Spatial periodic forcing can displace patterns it is intended to control.

Spatial periodic forcing of pattern-forming systems is an important, but lightly studied, method of controlling patterns. It can be used to control the amplitude and wave number of one-dimensional periodic patterns, to stabilize unstable patterns, and to induce them below instability onset. We show that, although in one spatial dimension the forcing acts to reinforce the patterns, in two dimensions it acts to destabilize or displace them by inducing two-dimensional rectangular and oblique patterns.

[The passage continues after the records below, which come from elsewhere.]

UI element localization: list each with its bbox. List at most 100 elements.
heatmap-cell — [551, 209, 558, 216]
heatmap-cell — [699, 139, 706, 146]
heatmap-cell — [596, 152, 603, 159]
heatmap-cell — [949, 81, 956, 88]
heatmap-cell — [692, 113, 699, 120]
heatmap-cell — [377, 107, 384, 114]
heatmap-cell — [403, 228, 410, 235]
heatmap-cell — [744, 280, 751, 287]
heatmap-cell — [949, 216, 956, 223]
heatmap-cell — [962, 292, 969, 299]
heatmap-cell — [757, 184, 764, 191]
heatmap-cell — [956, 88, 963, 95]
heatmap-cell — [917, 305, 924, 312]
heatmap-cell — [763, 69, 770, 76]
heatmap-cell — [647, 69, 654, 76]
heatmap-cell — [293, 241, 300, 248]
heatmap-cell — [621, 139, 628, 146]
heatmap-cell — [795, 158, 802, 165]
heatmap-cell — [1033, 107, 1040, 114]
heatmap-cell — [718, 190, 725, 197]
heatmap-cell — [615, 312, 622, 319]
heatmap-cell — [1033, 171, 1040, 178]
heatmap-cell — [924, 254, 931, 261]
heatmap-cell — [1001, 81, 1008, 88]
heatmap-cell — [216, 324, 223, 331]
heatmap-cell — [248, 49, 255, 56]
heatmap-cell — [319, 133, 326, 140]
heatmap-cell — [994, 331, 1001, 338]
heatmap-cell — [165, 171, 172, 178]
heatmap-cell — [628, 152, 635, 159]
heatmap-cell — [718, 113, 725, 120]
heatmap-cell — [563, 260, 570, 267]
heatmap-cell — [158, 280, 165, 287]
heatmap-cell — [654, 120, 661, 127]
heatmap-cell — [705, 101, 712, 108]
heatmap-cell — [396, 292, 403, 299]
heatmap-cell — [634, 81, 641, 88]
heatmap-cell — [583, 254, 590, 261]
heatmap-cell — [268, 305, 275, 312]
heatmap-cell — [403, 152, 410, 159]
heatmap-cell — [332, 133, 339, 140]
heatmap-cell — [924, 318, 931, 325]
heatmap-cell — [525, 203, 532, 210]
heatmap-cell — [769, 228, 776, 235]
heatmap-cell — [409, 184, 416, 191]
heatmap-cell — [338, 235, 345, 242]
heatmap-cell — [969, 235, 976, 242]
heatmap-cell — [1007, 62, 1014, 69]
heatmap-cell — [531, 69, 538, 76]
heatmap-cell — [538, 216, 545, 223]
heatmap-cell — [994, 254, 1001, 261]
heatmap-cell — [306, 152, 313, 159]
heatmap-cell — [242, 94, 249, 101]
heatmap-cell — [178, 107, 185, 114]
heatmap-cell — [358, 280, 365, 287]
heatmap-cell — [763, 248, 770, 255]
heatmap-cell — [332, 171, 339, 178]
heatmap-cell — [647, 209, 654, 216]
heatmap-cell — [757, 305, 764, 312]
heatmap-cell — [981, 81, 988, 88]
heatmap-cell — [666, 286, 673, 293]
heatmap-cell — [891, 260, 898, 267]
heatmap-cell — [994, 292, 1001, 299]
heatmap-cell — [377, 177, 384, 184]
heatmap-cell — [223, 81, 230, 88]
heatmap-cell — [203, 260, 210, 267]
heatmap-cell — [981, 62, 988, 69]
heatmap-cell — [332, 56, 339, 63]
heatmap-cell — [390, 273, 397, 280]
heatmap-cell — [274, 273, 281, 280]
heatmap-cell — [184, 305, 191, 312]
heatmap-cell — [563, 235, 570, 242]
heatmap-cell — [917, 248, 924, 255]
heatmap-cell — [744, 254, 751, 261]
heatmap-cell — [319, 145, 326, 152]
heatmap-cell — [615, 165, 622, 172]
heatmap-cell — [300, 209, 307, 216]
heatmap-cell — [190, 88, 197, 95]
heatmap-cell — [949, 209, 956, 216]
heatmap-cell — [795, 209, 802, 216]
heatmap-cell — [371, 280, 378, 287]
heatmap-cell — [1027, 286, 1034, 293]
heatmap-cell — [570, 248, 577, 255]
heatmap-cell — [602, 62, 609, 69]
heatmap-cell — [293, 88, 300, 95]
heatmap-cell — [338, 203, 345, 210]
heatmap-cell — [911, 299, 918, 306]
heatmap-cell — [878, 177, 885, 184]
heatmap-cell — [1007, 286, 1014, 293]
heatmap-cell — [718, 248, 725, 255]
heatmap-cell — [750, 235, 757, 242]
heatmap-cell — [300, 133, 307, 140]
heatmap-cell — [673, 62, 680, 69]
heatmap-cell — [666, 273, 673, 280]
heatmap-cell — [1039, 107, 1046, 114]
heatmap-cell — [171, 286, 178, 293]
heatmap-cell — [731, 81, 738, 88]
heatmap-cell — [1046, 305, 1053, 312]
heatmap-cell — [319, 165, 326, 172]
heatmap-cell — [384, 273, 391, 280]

Dual-mode spiral vortices.

We show that spiral vortices in oscillatory systems can lose stability to secondary modes to form dual-mode spiral vortices. The secondary modes grow at the vortex core where the oscillation amplitude vanishes but are nonlinearly damped by the oscillatory mode away from the core. Gradients of the oscillation phase, induced by the hosted secondary mode, can lead to additional hosting events that culminate in periodic core oscillations or in a novel form of spatiotemporal chaos. The results of this study apply to physical, chemical, and biological systems that go through cusp-Hopf, fold-Hopf, and Hopf-Turing bifurcations.